What Now for Cell Phones?

Sprint Masters of

If you’ve turned on the news in the last week, then you’ve seen reports covering the World Health Organization’s (WHO) decision to classify cell phone radiation as a possible human carcinogen, putting cell phone radiation in the same bucket as automobile exhaust and lead. The WHO’s analysis of multiple studies on cell phone and brain cancer found a near doubling of the risk of a certain kind of cancer after 10 years or more of cell phone use. But the WHO’s findings are disputed by other studies as well as the cell phone industry, which reminded users that cell phone safety manuals already advise customers not to hold a cell phone against their head.

While various groups continue to fight a public battle over whether or not cell phone use causes cancer, the WHO announcement is bound to raise the eyes of those responsible for corporate risk management. It doesn’t take a crystal ball to predict that lawyers will bring cases against employers on behalf of those diagnosed with glioma, (the type of cancer that the WHO analysis associated with an increased risk from cell phone use). These cases will likely argue that employee use of a company-provided cell phone was a contributing factor to the development of the cancer, meaning potentially increased legal liability for employers. In turn, risk managers are likely going to turn to IT for solutions to mitigate future risk. Class action lawsuits against cell phone manufacturers and wireless service providers are likely to increase as well.

This news comes at less than an ideal time for enterprise IT leaders. Mobility is almost recession-proof in IT organizations: Forty-three percent of participants in Nemertes’ recent benchmark said their mobility budgets are increasing this year (by an average of 11%), and nearly all of the remaining participants said mobility budgets are holding steady. As mobility options increase, thanks especially to the rise in the last year of the tablet, many IT leaders and employees are looking to entirely replace traditional computing platforms. Intriguingly, 11% of organizations say they have some staffers who use mobile devices instead of PCs. Yet the number of fully untethered users remains quite low: The mean percentage of mobile-only staff is a paltry 1.8%. However, the range varied greatly, from 1% of staff (in a large financial-services company) to 38% of staff (in a midsize distribution company). While the fully un-wired workforce is low, IT leaders tell us it’s poised to rapidly increase.

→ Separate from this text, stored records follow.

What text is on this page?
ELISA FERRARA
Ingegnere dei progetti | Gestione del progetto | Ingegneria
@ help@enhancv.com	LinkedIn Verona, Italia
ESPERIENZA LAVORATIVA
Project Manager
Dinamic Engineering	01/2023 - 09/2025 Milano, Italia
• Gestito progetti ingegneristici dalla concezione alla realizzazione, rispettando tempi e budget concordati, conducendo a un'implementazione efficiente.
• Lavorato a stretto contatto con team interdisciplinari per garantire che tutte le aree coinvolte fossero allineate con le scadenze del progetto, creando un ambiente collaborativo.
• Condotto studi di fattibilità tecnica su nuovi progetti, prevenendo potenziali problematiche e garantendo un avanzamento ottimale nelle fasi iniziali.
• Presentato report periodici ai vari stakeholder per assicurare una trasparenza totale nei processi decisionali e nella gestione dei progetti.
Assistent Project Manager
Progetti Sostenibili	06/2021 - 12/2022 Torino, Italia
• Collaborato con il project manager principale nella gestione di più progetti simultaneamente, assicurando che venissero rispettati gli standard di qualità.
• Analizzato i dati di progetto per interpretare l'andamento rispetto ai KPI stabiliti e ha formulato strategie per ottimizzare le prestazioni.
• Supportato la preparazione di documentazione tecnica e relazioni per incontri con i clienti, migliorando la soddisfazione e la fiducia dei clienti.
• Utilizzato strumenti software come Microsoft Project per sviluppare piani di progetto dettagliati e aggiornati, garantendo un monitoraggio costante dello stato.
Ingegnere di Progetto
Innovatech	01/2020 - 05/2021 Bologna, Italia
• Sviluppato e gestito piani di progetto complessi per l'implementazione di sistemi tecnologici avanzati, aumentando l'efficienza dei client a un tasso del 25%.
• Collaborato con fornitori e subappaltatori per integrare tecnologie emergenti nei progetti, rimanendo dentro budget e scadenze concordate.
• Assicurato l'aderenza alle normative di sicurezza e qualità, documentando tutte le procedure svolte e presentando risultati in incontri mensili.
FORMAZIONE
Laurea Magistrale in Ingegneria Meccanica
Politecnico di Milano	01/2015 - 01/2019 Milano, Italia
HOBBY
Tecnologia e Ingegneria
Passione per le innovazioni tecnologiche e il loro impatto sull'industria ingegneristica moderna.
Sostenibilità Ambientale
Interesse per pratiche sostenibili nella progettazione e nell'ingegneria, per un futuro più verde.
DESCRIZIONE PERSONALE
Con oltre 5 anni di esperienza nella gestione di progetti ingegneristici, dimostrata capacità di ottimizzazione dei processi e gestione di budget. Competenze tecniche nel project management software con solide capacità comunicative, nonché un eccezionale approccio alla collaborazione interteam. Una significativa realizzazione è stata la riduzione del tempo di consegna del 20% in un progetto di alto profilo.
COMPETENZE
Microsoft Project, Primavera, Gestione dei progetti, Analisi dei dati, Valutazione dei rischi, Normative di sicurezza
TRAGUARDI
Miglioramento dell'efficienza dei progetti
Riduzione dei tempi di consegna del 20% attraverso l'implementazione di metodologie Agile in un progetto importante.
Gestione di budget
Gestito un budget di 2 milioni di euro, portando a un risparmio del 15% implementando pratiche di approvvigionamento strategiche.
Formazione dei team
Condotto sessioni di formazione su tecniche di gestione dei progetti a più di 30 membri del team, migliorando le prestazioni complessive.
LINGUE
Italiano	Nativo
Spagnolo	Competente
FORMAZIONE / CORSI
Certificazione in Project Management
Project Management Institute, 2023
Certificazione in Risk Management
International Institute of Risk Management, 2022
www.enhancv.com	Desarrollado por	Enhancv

So does the WHO statement mean an end to enterprise mobility initiatives? No, but I expect that you will see enterprise mobility managers increasingly look to minimize risk by adopting a variety of approaches, including:

· Creating user classifications to minimize widespread use of wireless devices. Instead, companies will only provide a mobile device to those employees with a demonstrative need to have one, leaving those who can’t justify a company-provided device to use their own phone.

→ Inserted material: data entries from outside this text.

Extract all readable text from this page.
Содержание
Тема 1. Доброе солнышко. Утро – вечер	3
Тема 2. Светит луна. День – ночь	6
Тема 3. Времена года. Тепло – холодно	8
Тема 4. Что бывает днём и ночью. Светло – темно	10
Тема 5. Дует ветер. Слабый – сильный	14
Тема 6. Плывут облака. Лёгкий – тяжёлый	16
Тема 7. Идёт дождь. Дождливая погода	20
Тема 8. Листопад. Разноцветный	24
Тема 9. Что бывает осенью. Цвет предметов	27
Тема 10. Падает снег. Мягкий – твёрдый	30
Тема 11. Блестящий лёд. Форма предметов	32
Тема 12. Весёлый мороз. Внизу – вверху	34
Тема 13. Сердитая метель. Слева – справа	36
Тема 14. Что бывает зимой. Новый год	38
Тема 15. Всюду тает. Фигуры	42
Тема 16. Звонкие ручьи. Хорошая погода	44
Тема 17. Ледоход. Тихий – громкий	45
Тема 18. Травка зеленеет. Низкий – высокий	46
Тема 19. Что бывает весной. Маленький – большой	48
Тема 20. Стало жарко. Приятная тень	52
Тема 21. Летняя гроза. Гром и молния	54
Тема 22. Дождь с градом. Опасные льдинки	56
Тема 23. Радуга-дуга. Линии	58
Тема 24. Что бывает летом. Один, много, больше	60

· Mandating use of Bluetooth or wired headphones, which many experts say can reduce radiation exposure. Providing employees with Bluetooth headsets will raise costs of supporting mobile employees, both for initial distribution of headsets, and replacement of lost/damage devices.

· Increased user education and training to better inform workers of the risks of cell phone radiation as well as mitigation approaches

· More focus on differentiating cell phones by radiation emissions, and using radiation emissions as a buying criteria when selecting supported devices and service providers.

The bottom line: while the WHO’s classification of cell phone radiation as a potential human carcinogen won’t drastically change enterprise mobility, it will cause risk managers to take another look at how their organizations are addressing cell phone usage risks, and it will lead to greater enterprise focus on education, wired/Bluetooth headsets, and evaluating cell phone radiation emissions as a key buying criteria.